Disclaimer: These are examples of how some clients used our services to obtain excellent returns on their investments. They are examples only and similar results cannot be guaranteed.

Wealth creation – Mr and Mrs S.

Nest egg

They were both in their mid 40s when they came and saw us five years ago. They were concerned that they didn't have enough money in their superannuation funds for their retirement and they were looking to save $10,000 per annum in some way, and we had a 15 year time frame.

We discussed many issues in relation to wealth creation, including wealth protection, estate planning and importantly budgeting.

Once we implemented the above it left them with $4500 p.a. to place entirely into growth assets. This was, in their case, invested directly into the share market (they couldnt buy a property with this small amount of money!!) and they were concerned with the result.

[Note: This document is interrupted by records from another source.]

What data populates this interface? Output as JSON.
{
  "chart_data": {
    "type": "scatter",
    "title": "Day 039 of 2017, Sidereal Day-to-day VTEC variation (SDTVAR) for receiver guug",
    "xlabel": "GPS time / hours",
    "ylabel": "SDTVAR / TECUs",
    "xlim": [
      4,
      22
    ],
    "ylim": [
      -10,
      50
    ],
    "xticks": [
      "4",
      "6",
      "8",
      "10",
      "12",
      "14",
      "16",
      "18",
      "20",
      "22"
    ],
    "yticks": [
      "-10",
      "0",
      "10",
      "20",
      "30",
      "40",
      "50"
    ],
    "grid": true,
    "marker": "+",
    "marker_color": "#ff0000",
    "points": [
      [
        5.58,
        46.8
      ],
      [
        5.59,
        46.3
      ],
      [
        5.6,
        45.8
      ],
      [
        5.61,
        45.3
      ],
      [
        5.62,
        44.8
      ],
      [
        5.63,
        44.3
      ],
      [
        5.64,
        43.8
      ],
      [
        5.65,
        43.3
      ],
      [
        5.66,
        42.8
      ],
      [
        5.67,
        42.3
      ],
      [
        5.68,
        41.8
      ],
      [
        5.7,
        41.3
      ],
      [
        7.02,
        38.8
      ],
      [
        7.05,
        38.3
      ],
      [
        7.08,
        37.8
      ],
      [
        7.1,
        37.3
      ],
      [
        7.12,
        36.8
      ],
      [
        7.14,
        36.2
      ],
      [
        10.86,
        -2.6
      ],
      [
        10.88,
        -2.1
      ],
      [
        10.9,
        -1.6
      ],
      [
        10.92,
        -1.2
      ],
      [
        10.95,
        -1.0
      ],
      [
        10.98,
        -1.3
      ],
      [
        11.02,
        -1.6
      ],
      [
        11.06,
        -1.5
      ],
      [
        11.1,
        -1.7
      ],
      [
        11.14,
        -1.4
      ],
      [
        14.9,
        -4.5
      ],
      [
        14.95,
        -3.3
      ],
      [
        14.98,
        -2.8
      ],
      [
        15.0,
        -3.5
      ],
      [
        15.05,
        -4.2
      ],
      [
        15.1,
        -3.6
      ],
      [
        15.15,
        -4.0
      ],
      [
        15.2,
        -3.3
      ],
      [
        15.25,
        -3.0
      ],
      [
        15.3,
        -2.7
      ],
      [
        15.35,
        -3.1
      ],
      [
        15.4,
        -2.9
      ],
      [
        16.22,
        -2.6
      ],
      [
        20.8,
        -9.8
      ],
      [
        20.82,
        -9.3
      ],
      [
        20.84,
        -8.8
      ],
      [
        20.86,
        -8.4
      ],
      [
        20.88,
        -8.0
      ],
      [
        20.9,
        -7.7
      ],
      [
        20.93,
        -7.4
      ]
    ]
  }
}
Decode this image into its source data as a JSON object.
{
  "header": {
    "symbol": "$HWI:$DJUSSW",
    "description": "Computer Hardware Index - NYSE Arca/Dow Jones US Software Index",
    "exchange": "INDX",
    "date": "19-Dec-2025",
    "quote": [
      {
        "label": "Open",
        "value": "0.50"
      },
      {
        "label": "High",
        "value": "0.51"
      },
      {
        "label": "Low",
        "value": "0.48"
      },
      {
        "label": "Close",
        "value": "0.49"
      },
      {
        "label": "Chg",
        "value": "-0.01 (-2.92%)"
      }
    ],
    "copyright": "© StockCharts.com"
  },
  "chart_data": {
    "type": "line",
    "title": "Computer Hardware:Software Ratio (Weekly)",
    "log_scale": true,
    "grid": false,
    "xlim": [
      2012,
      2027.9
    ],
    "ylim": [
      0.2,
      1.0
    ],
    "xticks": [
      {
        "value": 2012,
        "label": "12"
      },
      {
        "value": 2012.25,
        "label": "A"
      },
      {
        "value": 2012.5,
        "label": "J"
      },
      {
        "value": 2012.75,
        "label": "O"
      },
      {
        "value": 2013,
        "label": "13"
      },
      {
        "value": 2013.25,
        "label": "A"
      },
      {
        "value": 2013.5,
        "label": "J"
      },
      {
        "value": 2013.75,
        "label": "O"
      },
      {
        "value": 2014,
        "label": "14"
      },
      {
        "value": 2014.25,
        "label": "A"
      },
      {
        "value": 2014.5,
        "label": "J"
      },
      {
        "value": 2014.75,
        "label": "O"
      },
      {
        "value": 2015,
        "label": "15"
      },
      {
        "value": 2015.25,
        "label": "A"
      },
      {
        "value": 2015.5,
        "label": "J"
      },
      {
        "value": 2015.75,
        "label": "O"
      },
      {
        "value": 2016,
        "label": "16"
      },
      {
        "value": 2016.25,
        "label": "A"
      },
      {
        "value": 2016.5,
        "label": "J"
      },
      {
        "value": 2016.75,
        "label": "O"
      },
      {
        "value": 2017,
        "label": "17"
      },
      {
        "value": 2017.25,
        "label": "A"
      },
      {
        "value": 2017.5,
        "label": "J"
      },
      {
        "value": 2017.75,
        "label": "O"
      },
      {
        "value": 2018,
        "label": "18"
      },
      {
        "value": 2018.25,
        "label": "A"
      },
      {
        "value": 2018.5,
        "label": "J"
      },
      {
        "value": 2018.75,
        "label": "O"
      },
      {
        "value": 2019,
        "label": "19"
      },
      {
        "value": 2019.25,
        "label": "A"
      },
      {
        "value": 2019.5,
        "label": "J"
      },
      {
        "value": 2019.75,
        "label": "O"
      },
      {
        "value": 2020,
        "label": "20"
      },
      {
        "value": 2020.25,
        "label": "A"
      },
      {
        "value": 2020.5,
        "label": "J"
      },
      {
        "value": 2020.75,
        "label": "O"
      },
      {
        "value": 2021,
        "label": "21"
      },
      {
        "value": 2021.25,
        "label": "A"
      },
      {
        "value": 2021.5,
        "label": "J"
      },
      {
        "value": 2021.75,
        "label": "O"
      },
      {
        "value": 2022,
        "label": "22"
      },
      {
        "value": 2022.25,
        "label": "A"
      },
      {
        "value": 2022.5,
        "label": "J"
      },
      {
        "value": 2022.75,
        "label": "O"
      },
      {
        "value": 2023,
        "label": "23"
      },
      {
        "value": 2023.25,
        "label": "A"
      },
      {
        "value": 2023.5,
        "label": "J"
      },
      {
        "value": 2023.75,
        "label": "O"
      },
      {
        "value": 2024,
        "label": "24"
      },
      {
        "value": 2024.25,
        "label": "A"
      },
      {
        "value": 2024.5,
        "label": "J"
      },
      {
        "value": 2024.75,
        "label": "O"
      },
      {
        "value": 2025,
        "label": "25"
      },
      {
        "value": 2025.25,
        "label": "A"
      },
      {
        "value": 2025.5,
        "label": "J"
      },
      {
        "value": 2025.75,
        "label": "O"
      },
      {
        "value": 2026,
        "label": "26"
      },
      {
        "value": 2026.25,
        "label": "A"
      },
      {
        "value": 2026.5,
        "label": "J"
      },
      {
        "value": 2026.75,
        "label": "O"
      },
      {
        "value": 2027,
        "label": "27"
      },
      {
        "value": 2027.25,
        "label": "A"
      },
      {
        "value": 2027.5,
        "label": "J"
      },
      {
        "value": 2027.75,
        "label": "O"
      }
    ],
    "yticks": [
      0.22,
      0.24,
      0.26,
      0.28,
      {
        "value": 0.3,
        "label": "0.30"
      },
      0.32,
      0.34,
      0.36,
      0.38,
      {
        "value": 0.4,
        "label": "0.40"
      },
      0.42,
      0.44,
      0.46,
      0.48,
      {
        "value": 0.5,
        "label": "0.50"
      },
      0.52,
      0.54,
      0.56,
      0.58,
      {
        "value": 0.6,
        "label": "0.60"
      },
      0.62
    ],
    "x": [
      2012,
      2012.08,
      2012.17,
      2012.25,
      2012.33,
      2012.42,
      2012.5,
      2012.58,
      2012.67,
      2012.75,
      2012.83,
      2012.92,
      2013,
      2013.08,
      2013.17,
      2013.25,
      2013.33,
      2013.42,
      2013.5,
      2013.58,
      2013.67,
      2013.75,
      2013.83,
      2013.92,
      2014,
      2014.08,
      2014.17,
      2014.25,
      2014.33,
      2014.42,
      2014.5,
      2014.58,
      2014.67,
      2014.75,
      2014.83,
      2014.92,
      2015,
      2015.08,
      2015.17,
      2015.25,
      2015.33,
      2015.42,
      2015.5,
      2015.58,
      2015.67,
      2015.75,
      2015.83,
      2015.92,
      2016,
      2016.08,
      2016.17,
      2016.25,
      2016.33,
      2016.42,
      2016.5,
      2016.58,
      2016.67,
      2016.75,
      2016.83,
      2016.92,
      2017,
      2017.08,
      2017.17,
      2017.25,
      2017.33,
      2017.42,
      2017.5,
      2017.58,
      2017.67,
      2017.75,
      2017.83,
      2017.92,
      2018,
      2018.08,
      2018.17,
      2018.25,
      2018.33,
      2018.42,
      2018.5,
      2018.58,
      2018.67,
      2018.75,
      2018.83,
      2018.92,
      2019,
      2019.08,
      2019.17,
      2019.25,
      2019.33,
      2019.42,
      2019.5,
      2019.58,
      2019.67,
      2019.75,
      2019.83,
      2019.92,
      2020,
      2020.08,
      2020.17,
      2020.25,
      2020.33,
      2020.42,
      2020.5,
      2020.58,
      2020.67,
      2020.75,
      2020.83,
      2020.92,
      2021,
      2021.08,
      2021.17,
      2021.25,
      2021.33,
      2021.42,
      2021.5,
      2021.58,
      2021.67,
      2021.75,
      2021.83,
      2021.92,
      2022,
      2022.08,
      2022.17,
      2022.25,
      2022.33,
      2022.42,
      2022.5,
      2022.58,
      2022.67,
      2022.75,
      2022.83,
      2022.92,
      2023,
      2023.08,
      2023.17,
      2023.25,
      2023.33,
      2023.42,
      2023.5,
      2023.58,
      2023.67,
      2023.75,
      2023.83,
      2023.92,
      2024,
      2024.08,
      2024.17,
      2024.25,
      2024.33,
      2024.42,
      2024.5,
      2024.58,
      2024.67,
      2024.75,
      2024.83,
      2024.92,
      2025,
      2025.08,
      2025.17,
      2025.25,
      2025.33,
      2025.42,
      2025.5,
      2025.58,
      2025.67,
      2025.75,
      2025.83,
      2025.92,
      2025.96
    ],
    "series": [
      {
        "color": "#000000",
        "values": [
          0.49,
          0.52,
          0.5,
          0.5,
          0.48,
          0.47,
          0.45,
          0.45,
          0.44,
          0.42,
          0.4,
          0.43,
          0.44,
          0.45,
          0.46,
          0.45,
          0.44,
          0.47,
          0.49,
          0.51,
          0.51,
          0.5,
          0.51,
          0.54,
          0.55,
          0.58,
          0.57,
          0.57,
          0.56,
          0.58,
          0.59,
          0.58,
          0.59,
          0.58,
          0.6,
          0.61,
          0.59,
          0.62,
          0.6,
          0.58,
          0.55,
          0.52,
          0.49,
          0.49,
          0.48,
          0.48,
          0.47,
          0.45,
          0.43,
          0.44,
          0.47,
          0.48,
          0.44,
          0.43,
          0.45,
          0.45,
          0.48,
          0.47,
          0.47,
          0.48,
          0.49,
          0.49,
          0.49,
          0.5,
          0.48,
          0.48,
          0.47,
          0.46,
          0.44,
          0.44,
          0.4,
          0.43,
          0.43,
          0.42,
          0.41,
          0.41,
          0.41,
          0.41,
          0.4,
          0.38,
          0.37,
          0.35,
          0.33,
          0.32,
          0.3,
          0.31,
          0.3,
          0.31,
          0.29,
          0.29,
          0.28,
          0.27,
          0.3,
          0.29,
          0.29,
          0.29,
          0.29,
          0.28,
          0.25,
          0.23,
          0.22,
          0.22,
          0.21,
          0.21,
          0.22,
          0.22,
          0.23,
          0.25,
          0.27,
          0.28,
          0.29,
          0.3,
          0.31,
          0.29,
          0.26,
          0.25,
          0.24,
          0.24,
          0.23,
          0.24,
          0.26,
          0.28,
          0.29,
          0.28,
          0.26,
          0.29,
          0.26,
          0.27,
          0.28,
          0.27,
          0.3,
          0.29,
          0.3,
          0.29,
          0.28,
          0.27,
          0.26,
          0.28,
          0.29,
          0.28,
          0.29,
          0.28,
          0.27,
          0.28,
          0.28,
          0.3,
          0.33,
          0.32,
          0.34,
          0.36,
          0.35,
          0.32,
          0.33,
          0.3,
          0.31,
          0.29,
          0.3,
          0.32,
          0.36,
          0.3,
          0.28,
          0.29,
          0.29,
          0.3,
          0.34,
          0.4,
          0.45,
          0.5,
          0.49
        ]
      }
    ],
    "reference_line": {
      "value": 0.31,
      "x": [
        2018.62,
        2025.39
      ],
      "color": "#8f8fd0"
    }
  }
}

It would only be worth $159,700.

We therefore discussed leverage, the use of someone elses money to make money, and after explaining fully the risks they were happy to proceed.

The owned a home valued at $220,000 in The Gap and owed $60,000 against this. We obtained a CALIA+ loan and borrowed $116,000 interest only for them to use for investment.

We discussed in detail dollar cost averaging and this was the strategy we were to implement to take advantage of fluctuations in the share market.

We invested an initial $50,000 from this loan. They matched this investment with the margin loan component of $50,000. From day one, they had $100,000 in the market.

Each month we drew a further $2000 from their line of credit and this was also matched by the margin loan by $2000.

As part of our service we offer a periodic review of the clients portfolio, and as this strategy cannot continue infinitum, it becomes imperative that this be undertaken.

In year three, during our normal review, we discussed the fact that they were getting close to their limit in the investment loan, so we undertook a revaluation of their home and increased their facility to $188,000. At this time we boosted the investment by another $10,000 and this once again was matched by the margin loan. The $2000 per month continued.

Recently in their normal review we again revalued the property and extended their line of credit to $228,000 – however at this time we also stopped all contributions – this extension just provides and level of comfort or risk minimisation for the whole process.

The projections (and these cannot be relied upon, no one has a crystal ball) shows that in the remaining 10 years of the plans life:

  1. It will become cash neutral in year eight, i.e. the after tax costs will be nil.
  2. The maximum after tax cost was $350 per month in year 4. Or only $4200 pa.
  3. The value is expected to be $866,834 or $506,834 net of the outstanding loans.
  4. Or $347,000 more than saving alone.

It should also be mentioned that during the stock market crash after September 11, the clients did not receive a margin call (none of our clients did!!) as we only gear to a level of 50%, the market has to fall a very long way to be effected at this level. And during this time the clients continued to invest, although with some hesitation, and because of 'dollar cost averaging', they are well ahead of their expected portfolio value at this time.

The next step for these clients is to take advantage of the superannuation laws and increase what they have in this investment.